Strong answer: Mentions S3 versioning and DynamoDB locking unprompted when describing remote state. Explains the -out flag for plan/apply separation. Talks about splitting state files by domain for blast radius reduction. Mentions terraform state list and terraform import for state recovery scenarios.
Red flags: Does not know what the state file is. Suggests storing state in git. Cannot explain what happens when apply fails partway through. Treats Terraform and Ansible as equivalent tools (they solve different problems).
Key takeaways
💡 Analogy
Infrastructure as Code is the architectural blueprint for your building. Terraform is the construction crew that reads the blueprint and builds what it specifies. The state file is the "as-built drawing" — a record of what was actually constructed, including which bolts were used, where every pipe runs, and what deviates from the original plan. Without the as-built drawing, even the original architect cannot safely renovate the building, because they do not know if what was built matches what was designed.
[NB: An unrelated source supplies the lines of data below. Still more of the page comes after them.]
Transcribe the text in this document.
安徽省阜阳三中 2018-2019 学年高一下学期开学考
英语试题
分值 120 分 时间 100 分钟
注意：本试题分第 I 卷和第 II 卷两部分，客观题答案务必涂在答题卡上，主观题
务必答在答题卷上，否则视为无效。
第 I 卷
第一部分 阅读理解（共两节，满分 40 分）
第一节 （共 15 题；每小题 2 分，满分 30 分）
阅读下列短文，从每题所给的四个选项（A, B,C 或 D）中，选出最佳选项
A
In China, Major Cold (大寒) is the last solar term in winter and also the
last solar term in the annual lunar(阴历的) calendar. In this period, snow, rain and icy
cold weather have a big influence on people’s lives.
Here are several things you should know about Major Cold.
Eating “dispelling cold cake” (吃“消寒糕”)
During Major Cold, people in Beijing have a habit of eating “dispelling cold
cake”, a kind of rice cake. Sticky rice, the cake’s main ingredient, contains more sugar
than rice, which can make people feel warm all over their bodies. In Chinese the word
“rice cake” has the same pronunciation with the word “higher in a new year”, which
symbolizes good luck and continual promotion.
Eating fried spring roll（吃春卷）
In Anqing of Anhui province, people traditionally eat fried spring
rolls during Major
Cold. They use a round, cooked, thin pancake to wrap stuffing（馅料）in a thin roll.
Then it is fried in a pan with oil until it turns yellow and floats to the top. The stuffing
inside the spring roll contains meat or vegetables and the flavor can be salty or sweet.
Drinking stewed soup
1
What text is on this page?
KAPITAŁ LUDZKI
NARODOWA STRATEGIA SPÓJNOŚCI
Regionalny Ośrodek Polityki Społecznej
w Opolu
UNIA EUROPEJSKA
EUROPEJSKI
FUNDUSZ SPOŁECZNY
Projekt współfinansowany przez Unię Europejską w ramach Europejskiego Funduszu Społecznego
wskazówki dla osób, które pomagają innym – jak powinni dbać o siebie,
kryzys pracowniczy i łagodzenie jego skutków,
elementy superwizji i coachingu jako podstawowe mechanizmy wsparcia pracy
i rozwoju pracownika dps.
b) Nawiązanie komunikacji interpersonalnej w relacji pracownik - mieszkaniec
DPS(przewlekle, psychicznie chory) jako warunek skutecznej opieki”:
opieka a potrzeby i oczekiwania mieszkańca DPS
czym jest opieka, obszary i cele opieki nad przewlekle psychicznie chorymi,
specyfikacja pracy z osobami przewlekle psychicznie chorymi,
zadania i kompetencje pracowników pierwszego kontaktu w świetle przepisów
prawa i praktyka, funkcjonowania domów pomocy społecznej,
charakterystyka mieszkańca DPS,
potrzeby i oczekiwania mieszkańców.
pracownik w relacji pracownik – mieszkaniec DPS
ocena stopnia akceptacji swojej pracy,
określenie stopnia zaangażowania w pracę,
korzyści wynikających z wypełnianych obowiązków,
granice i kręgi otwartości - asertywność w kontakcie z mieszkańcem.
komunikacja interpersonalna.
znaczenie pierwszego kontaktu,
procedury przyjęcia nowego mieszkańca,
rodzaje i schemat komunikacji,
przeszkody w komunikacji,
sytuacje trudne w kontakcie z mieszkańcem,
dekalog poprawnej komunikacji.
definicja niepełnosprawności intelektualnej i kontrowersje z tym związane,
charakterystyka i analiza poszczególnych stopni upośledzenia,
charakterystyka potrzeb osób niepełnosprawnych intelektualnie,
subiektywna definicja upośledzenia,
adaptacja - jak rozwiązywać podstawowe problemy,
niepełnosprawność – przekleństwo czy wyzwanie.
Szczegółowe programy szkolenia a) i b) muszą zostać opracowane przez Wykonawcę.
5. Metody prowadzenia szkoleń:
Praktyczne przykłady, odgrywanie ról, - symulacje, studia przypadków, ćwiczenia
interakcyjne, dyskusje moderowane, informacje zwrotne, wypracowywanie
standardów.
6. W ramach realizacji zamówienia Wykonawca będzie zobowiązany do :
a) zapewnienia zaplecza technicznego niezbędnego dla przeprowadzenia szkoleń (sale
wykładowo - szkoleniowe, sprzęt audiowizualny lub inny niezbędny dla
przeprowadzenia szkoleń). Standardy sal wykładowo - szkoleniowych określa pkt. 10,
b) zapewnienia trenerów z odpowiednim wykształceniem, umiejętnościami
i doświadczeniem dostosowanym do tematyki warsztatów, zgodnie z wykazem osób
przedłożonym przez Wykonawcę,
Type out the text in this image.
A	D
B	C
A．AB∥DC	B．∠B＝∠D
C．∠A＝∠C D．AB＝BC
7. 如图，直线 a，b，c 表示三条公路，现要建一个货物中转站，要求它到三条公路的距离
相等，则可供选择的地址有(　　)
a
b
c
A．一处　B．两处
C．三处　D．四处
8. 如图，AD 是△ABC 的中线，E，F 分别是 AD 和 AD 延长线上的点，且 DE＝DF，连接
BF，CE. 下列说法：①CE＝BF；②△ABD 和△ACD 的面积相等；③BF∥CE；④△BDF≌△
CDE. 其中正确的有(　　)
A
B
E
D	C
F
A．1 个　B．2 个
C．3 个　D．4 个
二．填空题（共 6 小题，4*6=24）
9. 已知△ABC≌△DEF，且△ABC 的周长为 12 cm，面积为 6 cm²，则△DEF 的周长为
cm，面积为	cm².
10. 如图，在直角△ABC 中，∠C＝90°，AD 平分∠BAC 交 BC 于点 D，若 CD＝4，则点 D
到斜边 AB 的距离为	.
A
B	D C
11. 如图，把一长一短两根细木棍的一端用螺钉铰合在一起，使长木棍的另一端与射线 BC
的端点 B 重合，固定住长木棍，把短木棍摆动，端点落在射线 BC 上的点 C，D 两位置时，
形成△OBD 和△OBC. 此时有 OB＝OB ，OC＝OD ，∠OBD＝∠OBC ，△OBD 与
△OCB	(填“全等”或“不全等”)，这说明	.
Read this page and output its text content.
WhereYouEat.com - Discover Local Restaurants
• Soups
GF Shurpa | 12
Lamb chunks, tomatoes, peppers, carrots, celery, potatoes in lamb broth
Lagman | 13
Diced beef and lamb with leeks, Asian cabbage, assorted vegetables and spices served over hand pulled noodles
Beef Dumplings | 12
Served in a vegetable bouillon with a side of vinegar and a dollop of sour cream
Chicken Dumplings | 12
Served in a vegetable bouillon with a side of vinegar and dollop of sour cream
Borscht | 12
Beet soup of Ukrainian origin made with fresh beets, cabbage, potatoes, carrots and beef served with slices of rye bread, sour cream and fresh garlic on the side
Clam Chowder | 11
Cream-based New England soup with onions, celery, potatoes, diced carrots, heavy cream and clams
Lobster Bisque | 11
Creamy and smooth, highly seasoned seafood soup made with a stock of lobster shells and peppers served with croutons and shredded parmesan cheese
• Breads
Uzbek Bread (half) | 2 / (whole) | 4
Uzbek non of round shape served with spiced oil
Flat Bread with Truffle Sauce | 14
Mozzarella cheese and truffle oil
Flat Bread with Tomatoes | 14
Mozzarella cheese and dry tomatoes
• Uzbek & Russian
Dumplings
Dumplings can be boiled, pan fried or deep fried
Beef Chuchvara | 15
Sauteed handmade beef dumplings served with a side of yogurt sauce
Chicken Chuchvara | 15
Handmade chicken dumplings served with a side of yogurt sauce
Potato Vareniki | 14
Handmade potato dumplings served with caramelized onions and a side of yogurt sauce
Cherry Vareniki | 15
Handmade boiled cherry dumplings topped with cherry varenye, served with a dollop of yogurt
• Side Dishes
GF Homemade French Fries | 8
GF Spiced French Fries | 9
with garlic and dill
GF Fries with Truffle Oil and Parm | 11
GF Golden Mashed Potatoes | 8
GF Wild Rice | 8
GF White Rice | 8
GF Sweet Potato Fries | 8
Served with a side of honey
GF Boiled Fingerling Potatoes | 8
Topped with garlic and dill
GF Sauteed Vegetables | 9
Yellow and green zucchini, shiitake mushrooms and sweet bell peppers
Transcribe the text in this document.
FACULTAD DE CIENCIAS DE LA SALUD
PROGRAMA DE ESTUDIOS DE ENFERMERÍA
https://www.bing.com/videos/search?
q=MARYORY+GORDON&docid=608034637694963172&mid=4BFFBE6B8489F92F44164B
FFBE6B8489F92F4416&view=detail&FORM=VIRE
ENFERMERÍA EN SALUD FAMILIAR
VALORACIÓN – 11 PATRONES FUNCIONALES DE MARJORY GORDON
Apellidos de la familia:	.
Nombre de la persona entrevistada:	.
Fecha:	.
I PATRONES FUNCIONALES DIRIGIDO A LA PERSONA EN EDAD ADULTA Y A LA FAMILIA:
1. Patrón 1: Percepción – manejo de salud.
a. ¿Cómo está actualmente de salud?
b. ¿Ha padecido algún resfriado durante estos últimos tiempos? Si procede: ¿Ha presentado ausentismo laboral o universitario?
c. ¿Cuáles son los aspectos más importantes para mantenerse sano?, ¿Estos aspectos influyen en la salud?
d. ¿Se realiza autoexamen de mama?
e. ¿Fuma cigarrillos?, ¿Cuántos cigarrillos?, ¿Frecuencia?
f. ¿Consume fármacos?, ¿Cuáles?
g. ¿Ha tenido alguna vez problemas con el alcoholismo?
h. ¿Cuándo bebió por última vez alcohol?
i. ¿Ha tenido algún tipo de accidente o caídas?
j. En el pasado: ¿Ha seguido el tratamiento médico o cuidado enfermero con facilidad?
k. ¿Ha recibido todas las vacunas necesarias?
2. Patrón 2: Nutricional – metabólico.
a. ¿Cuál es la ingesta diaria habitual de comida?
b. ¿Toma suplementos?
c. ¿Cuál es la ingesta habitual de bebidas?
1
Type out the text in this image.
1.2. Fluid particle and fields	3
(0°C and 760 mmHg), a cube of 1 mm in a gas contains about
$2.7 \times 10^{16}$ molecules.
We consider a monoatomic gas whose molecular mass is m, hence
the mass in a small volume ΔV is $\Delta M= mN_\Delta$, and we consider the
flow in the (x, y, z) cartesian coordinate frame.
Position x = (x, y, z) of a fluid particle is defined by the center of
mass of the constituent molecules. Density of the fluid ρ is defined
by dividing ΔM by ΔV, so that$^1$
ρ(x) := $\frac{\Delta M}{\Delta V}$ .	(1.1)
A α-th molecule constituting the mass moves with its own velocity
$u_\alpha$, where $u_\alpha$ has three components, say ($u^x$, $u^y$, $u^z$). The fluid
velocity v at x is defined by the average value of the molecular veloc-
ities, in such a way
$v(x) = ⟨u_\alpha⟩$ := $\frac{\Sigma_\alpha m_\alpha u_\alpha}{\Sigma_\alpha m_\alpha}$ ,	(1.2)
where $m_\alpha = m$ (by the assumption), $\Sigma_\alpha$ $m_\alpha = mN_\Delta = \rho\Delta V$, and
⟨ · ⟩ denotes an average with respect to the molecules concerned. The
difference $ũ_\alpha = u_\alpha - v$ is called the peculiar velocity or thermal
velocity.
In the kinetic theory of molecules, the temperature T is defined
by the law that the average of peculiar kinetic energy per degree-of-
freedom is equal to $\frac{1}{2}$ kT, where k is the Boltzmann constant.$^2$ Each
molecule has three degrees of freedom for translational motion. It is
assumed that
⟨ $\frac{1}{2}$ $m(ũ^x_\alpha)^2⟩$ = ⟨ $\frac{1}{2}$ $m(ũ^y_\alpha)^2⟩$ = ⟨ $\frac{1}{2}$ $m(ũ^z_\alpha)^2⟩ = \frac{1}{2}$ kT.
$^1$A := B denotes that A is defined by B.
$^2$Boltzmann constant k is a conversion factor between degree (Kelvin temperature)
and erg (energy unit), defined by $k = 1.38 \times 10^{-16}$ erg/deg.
Lose the as-built drawing and the crew treats the building as unmeasured — they cannot safely add or remove anything without risking structural damage.
⚡ Core Idea
Terraform computes the difference between desired state (HCL) and current state (state file + cloud API), then executes only the changes needed to reconcile them. The state file is the bridge between code and reality. Without it, Terraform cannot know which resources it manages.
🎯 Why It Matters
IaC is non-negotiable at any serious scale: it enables PR review for infrastructure, reproducible environments, disaster recovery, and drift detection. But the state file creates a new category of operational risk — it is a security-sensitive, business-critical file that must be stored securely, backed up, locked against concurrent access, and never deleted. Understanding the plan/apply/state workflow and its failure modes separates engineers who use Terraform as a productivity tool from those who create new categories of outage with it.